The Photographer's Eye: Kansas City through the Lens of Warner Studio (1950 - 59) -


In 1950s America, the multilayered cultural landscape was interwoven with post-World War II affluence and the optimistic perspective of "The American Dream." 64% of the American population lived in urban centers, and having a good paying job enabled individual families to afford houses and cars and to raise their children in small towns and suburbs. Many Americans were able, and compelled, to participate in the burgeoning economy of consumption. Household appliances and conveniences multiplied at the service of the stay-at-home housewife. The interstate highway system helped establish a more mobile public. Disneyland and McDonalds opened, and the first credit cards were issued. Television introduced a stylistically uniform pop culture into the living rooms of American families throughout different regions of the country. Rock and roll dominated the airwaves, while jazz and blues presented an alternative urban sub-culture in such cities as New York, Chicago and Kansas City. Additional varieties of goods and services were delivered to the middle class through expanded routes of transportation, new forms of advertising and broadcast media.

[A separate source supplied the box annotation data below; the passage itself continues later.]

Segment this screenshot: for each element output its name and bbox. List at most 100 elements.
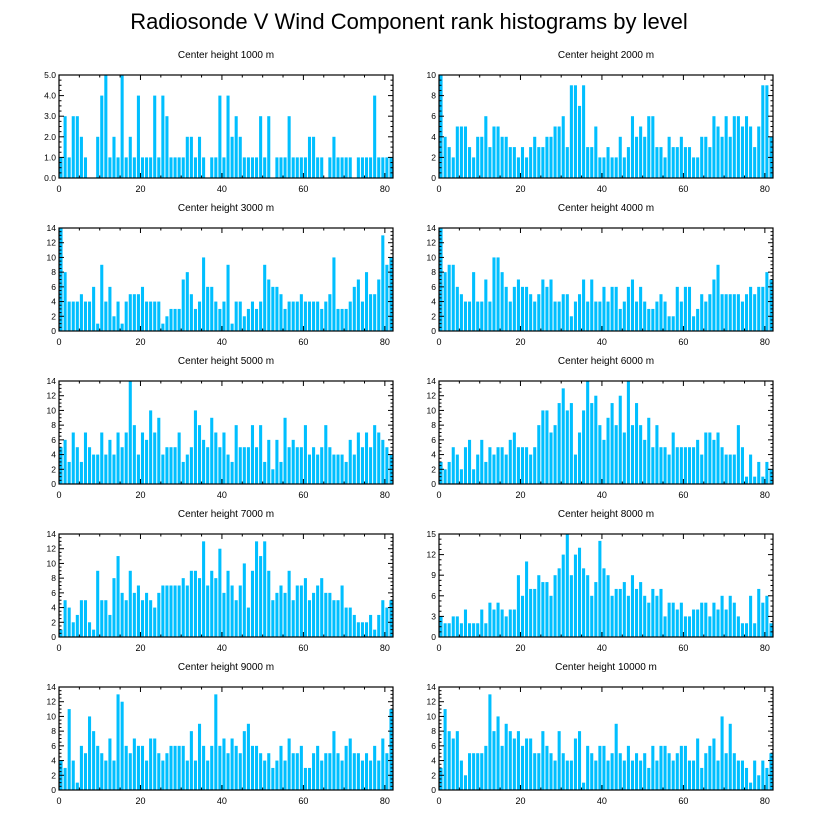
- histogram-bar: [193, 570, 197, 637]
- histogram-bar: [696, 738, 700, 790]
- histogram-bar: [459, 126, 463, 178]
- histogram-bar: [275, 286, 279, 331]
- histogram-bar: [708, 147, 712, 178]
- x-tick-label: 40: [597, 796, 607, 806]
- histogram-bar: [352, 614, 356, 637]
- histogram-bar: [488, 301, 492, 331]
- histogram-bar: [459, 294, 463, 331]
- x-tick-label: 60: [678, 796, 688, 806]
- histogram-bar: [675, 753, 679, 790]
- histogram-bar: [104, 454, 108, 484]
- histogram-bar: [749, 126, 753, 178]
- histogram-bar: [484, 623, 488, 637]
- histogram-bar: [303, 301, 307, 331]
- histogram-bar: [553, 425, 557, 484]
- histogram-bar: [193, 308, 197, 331]
- histogram-bar: [712, 738, 716, 790]
- histogram-bar: [67, 709, 71, 790]
- histogram-bar: [153, 95, 157, 178]
- histogram-bar: [71, 622, 75, 637]
- histogram-bar: [206, 760, 210, 790]
- y-tick-label: 4: [51, 756, 56, 766]
- histogram-bar: [246, 723, 250, 790]
- histogram-bar: [279, 585, 283, 637]
- histogram-bar: [537, 575, 541, 637]
- histogram-bar: [463, 775, 468, 790]
- histogram-bar: [626, 381, 630, 484]
- histogram-bar: [299, 157, 303, 178]
- histogram-bar: [659, 447, 663, 484]
- histogram-bar: [476, 623, 480, 637]
- histogram-bar: [651, 745, 655, 790]
- histogram-bar: [336, 308, 340, 331]
- histogram-bar: [724, 753, 728, 790]
- histogram-bar: [500, 745, 504, 790]
- histogram-bar: [586, 745, 590, 790]
- histogram-bar: [598, 745, 602, 790]
- histogram-bar: [263, 760, 267, 790]
- histogram-bar: [753, 294, 757, 331]
- x-tick-label: 80: [760, 643, 770, 653]
- histogram-bar: [602, 439, 606, 484]
- x-tick-label: 40: [597, 490, 607, 500]
- y-tick-label: 2: [431, 152, 436, 162]
- histogram-bar: [573, 454, 577, 484]
- histogram-bar: [173, 447, 177, 484]
- histogram-bar: [271, 469, 275, 484]
- histogram-bar: [67, 607, 71, 637]
- histogram-bar: [757, 775, 761, 790]
- histogram-bar: [83, 432, 88, 484]
- histogram-bar: [569, 575, 573, 637]
- histogram-bar: [488, 447, 492, 484]
- histogram-bar: [732, 116, 736, 178]
- histogram-bar: [508, 301, 512, 331]
- histogram-bar: [675, 286, 679, 331]
- histogram-bar: [569, 85, 573, 178]
- histogram-panel-10: Center height 10000 m 0 20 40 60 80 0 2 4 6 8 10 12 1…: [427, 662, 774, 806]
- histogram-bar: [124, 745, 128, 790]
- histogram-bar: [740, 623, 744, 637]
- histogram-bar: [468, 147, 472, 178]
- histogram-bar: [75, 116, 79, 178]
- histogram-bar: [71, 760, 75, 790]
- histogram-bar: [500, 272, 504, 331]
- histogram-bar: [132, 738, 136, 790]
- histogram-bar: [683, 147, 687, 178]
- histogram-bar: [610, 157, 614, 178]
- histogram-bar: [197, 425, 202, 484]
- histogram-bar: [352, 753, 356, 790]
- histogram-bar: [655, 425, 659, 484]
- histogram-bar: [295, 301, 299, 331]
- histogram-bar: [283, 760, 287, 790]
- histogram-bar: [614, 425, 618, 484]
- histogram-bar: [79, 294, 83, 331]
- histogram-bar: [100, 264, 104, 331]
- x-tick-label: 80: [760, 490, 770, 500]
- histogram-bar: [468, 439, 472, 484]
- y-tick-label: 10: [47, 558, 57, 568]
- histogram-bar: [488, 147, 492, 178]
- histogram-bar: [75, 301, 79, 331]
- histogram-bar: [720, 447, 724, 484]
- histogram-bar: [647, 308, 651, 331]
- histogram-bar: [63, 600, 67, 637]
- histogram-bar: [508, 731, 512, 790]
- histogram-bar: [108, 614, 112, 637]
- x-tick-label: 0: [436, 337, 441, 347]
- histogram-bar: [480, 301, 484, 331]
- histogram-bar: [275, 439, 279, 484]
- histogram-bar: [610, 595, 614, 637]
- histogram-bar: [259, 301, 263, 331]
- histogram-bar: [373, 425, 377, 484]
- x-tick-label: 0: [56, 184, 61, 194]
- histogram-bar: [356, 753, 360, 790]
- histogram-bar: [573, 738, 577, 790]
- histogram-bar: [659, 294, 663, 331]
- histogram-bar: [577, 731, 582, 790]
- y-tick-label: 0: [431, 173, 436, 183]
- y-tick-label: 6: [51, 282, 56, 292]
- histogram-bar: [533, 447, 537, 484]
- histogram-bar: [553, 575, 557, 637]
- histogram-bar: [145, 760, 149, 790]
- y-tick-label: 8: [51, 573, 56, 583]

However, "The American Dream" was non-inclusive. Underlying the glossy surface of comfortable living was a political and social subtext of segregation, poverty and racial tension that led to the fight for civil rights. The Korean War, the Cold War with Communist Russia, the “space race” and nuclear arms struggle strengthened the military-industrial complex. Espionage, McCarthyism, political unrest in Eastern Europe and the Middle East, as well as the polio and Asian flu epidemics, contributed to a climate of apprehension, suspicion and unrest.  Robert Frank’s famous and controversial book of photographs, The Americans, reflected a way of life, sometimes joyous but often without hope and promise, which was in direct opposition to upbeat images promoting the good life that average Americans saw and read about in Life and Look Magazine.

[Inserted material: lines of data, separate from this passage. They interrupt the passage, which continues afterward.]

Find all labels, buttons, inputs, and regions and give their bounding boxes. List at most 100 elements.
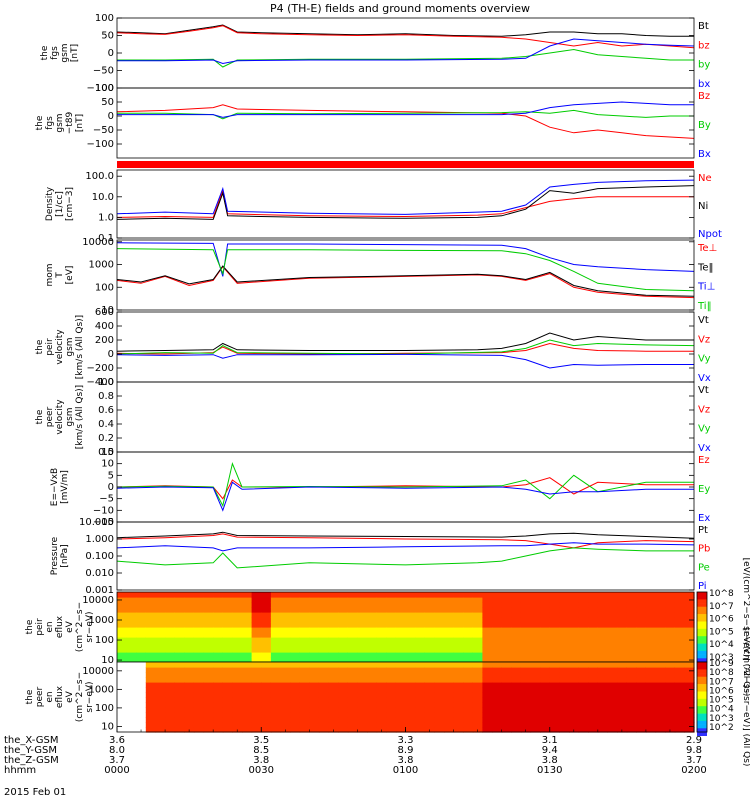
spectrogram-cell bbox=[588, 702, 599, 708]
spectrogram-cell bbox=[559, 612, 570, 618]
spectrogram-cell bbox=[145, 622, 156, 628]
spectrogram-cell bbox=[165, 622, 176, 628]
y-axis-label-line: [km/s (All Qs)] bbox=[75, 315, 85, 379]
spectrogram-cell bbox=[444, 662, 455, 668]
spectrogram-cell bbox=[492, 722, 503, 728]
spectrogram-cell bbox=[655, 692, 666, 698]
spectrogram-cell bbox=[328, 707, 339, 713]
colorbar-step bbox=[697, 658, 707, 663]
spectrogram-cell bbox=[607, 697, 618, 703]
spectrogram-cell bbox=[184, 712, 195, 718]
spectrogram-cell bbox=[270, 592, 282, 598]
spectrogram-cell bbox=[193, 652, 205, 658]
spectrogram-cell bbox=[261, 602, 272, 608]
spectrogram-cell bbox=[203, 667, 214, 673]
spectrogram-cell bbox=[453, 682, 464, 688]
spectrogram-cell bbox=[117, 592, 128, 598]
spectrogram-cell bbox=[549, 702, 560, 708]
spectrogram-cell bbox=[184, 612, 195, 618]
y-tick-label: 0.100 bbox=[85, 551, 114, 562]
spectrogram-cell bbox=[213, 647, 224, 653]
spectrogram-cell bbox=[357, 622, 368, 628]
spectrogram-cell bbox=[347, 637, 358, 643]
spectrogram-cell bbox=[117, 657, 128, 663]
spectrogram-cell bbox=[549, 672, 560, 678]
spectrogram-cell bbox=[645, 677, 657, 683]
spectrogram-cell bbox=[578, 667, 589, 673]
spectrogram-cell bbox=[203, 602, 214, 608]
spectrogram-cell bbox=[376, 697, 387, 703]
spectrogram-cell bbox=[588, 632, 599, 638]
y-axis-label-fgs_gsm_t89: the fgs gsm −t89 [nT] bbox=[35, 111, 85, 134]
spectrogram-cell bbox=[530, 607, 541, 613]
spectrogram-cell bbox=[520, 712, 532, 718]
y-tick-label: 100 bbox=[95, 13, 114, 24]
spectrogram-cell bbox=[232, 622, 243, 628]
spectrogram-cell bbox=[578, 607, 589, 613]
spectrogram-cell bbox=[328, 727, 339, 733]
spectrogram-cell bbox=[290, 712, 301, 718]
spectrogram-cell bbox=[578, 657, 589, 663]
series-line-pressure-2 bbox=[116, 547, 694, 569]
spectrogram-cell bbox=[472, 682, 483, 688]
spectrogram-cell bbox=[482, 707, 493, 713]
spectrogram-cell bbox=[222, 642, 233, 648]
series-line-efield-1 bbox=[116, 462, 694, 508]
spectrogram-cell bbox=[155, 717, 166, 723]
spectrogram-cell bbox=[607, 602, 618, 608]
spectrogram-cell bbox=[155, 647, 166, 653]
spectrogram-cell bbox=[453, 657, 464, 663]
x-tick-label: 0100 bbox=[393, 765, 418, 776]
spectrogram-cell bbox=[453, 707, 464, 713]
spectrogram-cell bbox=[184, 622, 195, 628]
spectrogram-cell bbox=[117, 682, 128, 688]
spectrogram-cell bbox=[280, 677, 291, 683]
spectrogram-cell bbox=[511, 707, 522, 713]
spectrogram-cell bbox=[193, 647, 205, 653]
spectrogram-cell bbox=[645, 592, 657, 598]
spectrogram-cell bbox=[530, 727, 541, 733]
spectrogram-cell bbox=[626, 722, 637, 728]
y-axis-label-peer_eflux: the peer en eflux eV (cm^2−s− sr−eV) bbox=[25, 672, 95, 722]
spectrogram-cell bbox=[251, 612, 262, 618]
spectrogram-cell bbox=[501, 652, 512, 658]
spectrogram-cell bbox=[155, 617, 166, 623]
spectrogram-cell bbox=[174, 717, 185, 723]
spectrogram-cell bbox=[665, 622, 676, 628]
spectrogram-cell bbox=[299, 662, 310, 668]
spectrogram-cell bbox=[193, 682, 205, 688]
spectrogram-cell bbox=[367, 627, 378, 633]
y-axis-label-line: the bbox=[35, 409, 45, 424]
spectrogram-cell bbox=[482, 722, 493, 728]
spectrogram-cell bbox=[520, 722, 532, 728]
spectrogram-cell bbox=[530, 682, 541, 688]
spectrogram-cell bbox=[126, 712, 137, 718]
spectrogram-cell bbox=[626, 637, 637, 643]
spectrogram-cell bbox=[213, 707, 224, 713]
spectrogram-cell bbox=[520, 702, 532, 708]
spectrogram-cell bbox=[395, 642, 407, 648]
spectrogram-cell bbox=[626, 617, 637, 623]
spectrogram-cell bbox=[463, 672, 474, 678]
spectrogram-cell bbox=[126, 602, 137, 608]
spectrogram-cell bbox=[184, 602, 195, 608]
spectrogram-cell bbox=[386, 637, 397, 643]
spectrogram-cell bbox=[347, 597, 358, 603]
spectrogram-cell bbox=[578, 702, 589, 708]
spectrogram-cell bbox=[165, 722, 176, 728]
spectrogram-cell bbox=[174, 602, 185, 608]
spectrogram-cell bbox=[405, 647, 416, 653]
spectrogram-cell bbox=[588, 602, 599, 608]
spectrogram-cell bbox=[501, 722, 512, 728]
spectrogram-cell bbox=[357, 652, 368, 658]
spectrogram-cell bbox=[424, 647, 435, 653]
spectrogram-cell bbox=[453, 637, 464, 643]
spectrogram-cell bbox=[549, 597, 560, 603]
y-axis-label-fgs_gsm: the fgs gsm [nT] bbox=[40, 43, 80, 62]
spectrogram-cell bbox=[280, 622, 291, 628]
spectrogram-cell bbox=[242, 692, 253, 698]
spectrogram-cell bbox=[674, 637, 685, 643]
legend-entry: Vx bbox=[698, 373, 711, 384]
spectrogram-cell bbox=[482, 657, 493, 663]
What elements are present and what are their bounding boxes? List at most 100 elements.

By 1950 Kansas City was already known as a center for networking and the distribution of goods through established industries revolving around transportation, banking and insurance, the stock yards, garment production, printing and cinematic film distribution. Many American cities began competing with each other and promoting their individual characters and identities in order to establish their roles as significant players in the newly developing economy. The commercial photographer was part of the public world of special events, newsworthy and otherwise, that were being produced as part of this new marketability.   Warner Untersee was a creative entrepreneur in Kansas City who was able to make a living documenting and promoting this aspect of "The American Dream."  Similar commercial photographic studios were emerging nation-wide, along with advertising agencies and consumer-based industries that collectively would help shape the emerging American consumer culture and mass media market. As current styles replaced the old at increasingly rapid rates, the need for new photographs and representations became integral to this process. By producing images for sale, Untersee was helping to promote a local version of the new nation-wide consumerism and desire for goods, services and entertainment that would in turn help to define what "The Dream" was all about.

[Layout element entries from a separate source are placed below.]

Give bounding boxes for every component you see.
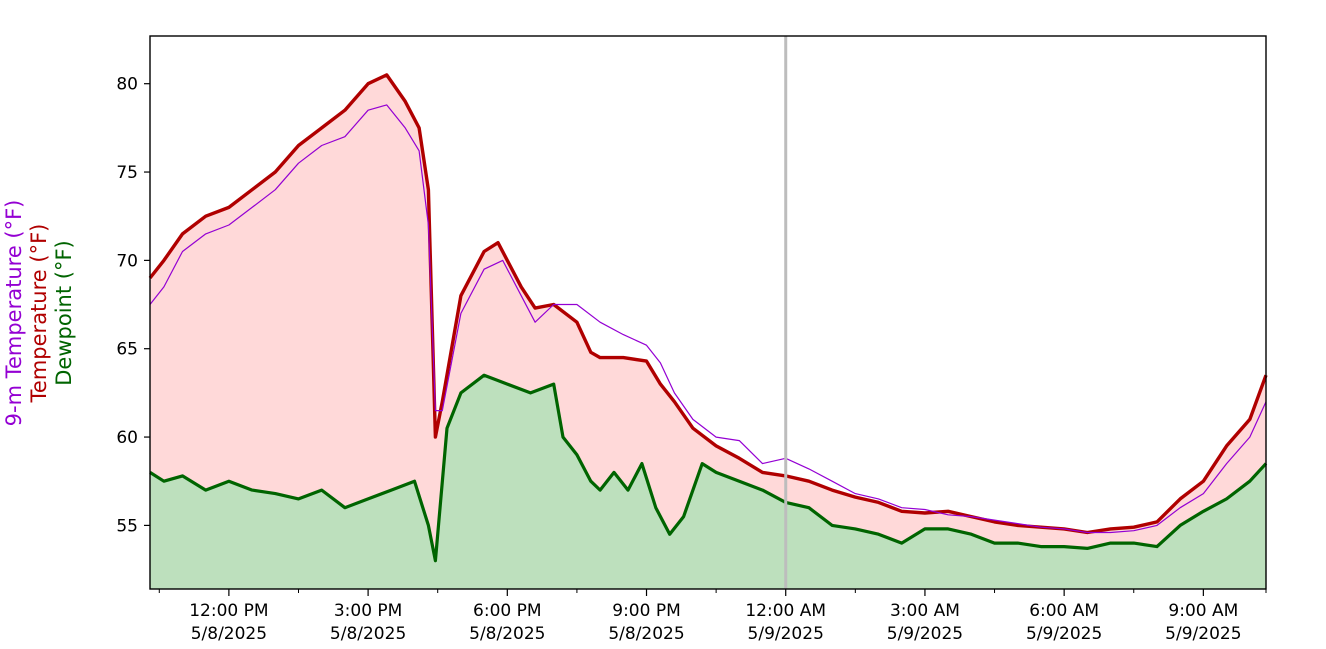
x-tick-label-time: 3:00 PM — [334, 601, 403, 621]
area-fills — [150, 74, 1266, 589]
y-axis-label-dewpoint: Dewpoint (°F) — [52, 240, 76, 385]
y-axis: 55 60 65 70 75 80 — [116, 75, 150, 536]
x-tick-label-time: 6:00 PM — [473, 601, 542, 621]
x-tick-label-date: 5/8/2025 — [330, 624, 406, 644]
plot-frame — [149, 35, 1267, 590]
x-tick-label-date: 5/9/2025 — [887, 624, 963, 644]
series-lines — [148, 73, 1268, 563]
y-tick-label: 55 — [116, 516, 138, 536]
y-tick-label: 80 — [116, 75, 138, 95]
dewpoint-line — [149, 373, 1268, 563]
x-tick-label-date: 5/8/2025 — [191, 624, 267, 644]
temperature-9m-line — [149, 104, 1267, 534]
x-tick-label-date: 5/9/2025 — [1165, 624, 1241, 644]
x-tick-label-time: 9:00 PM — [612, 601, 681, 621]
x-tick-label-date: 5/9/2025 — [748, 624, 824, 644]
x-tick-label-time: 12:00 AM — [745, 601, 826, 621]
temperature-area — [150, 74, 1266, 589]
y-tick-label: 75 — [116, 163, 138, 183]
x-tick-label-date: 5/8/2025 — [469, 624, 545, 644]
x-axis: 12:00 PM 5/8/2025 3:00 PM 5/8/2025 6:00 PM 5/… — [158, 589, 1267, 644]
y-axis-label-9m-temperature: 9-m Temperature (°F) — [2, 200, 26, 427]
y-tick-label: 60 — [116, 428, 138, 448]
x-tick-label-date: 5/8/2025 — [608, 624, 684, 644]
x-tick-label-time: 6:00 AM — [1029, 601, 1099, 621]
y-axis-labels: 9-m Temperature (°F) Temperature (°F) De… — [2, 200, 76, 427]
y-tick-label: 70 — [116, 251, 138, 271]
y-axis-label-temperature: Temperature (°F) — [27, 224, 51, 404]
x-tick-label-time: 9:00 AM — [1168, 601, 1238, 621]
x-tick-label-time: 12:00 PM — [189, 601, 268, 621]
y-tick-label: 65 — [116, 340, 138, 360]
x-tick-label-time: 3:00 AM — [890, 601, 960, 621]
x-tick-label-date: 5/9/2025 — [1026, 624, 1102, 644]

Present-day viewers of the work of Warner Studio are perhaps struck by the limited scope of society that is depicted.  However, it is important to remember that Untersee was neither a photojournalist nor documentary photographer presenting an overview of the political and social issues of the times.  His commercial work, however, does provide us with an invaluable database of information about one aspect of mid-20th century life and culture in a growing and changing post-war Midwestern city.  Fields of investigation ranging from history, sociology, architecture, urban planning, sports, leisure, fashion and pop culture can be researched through this extensive image archive.  Untersee’s compositions and photographic style are straightforward and present a clear view of the city through the eyes of this special kind of observer.  Untersee was, perhaps unwittingly, a visual anthropologist whose photographs provide a historical perspective covering a wide range of sociocultural information for future generations.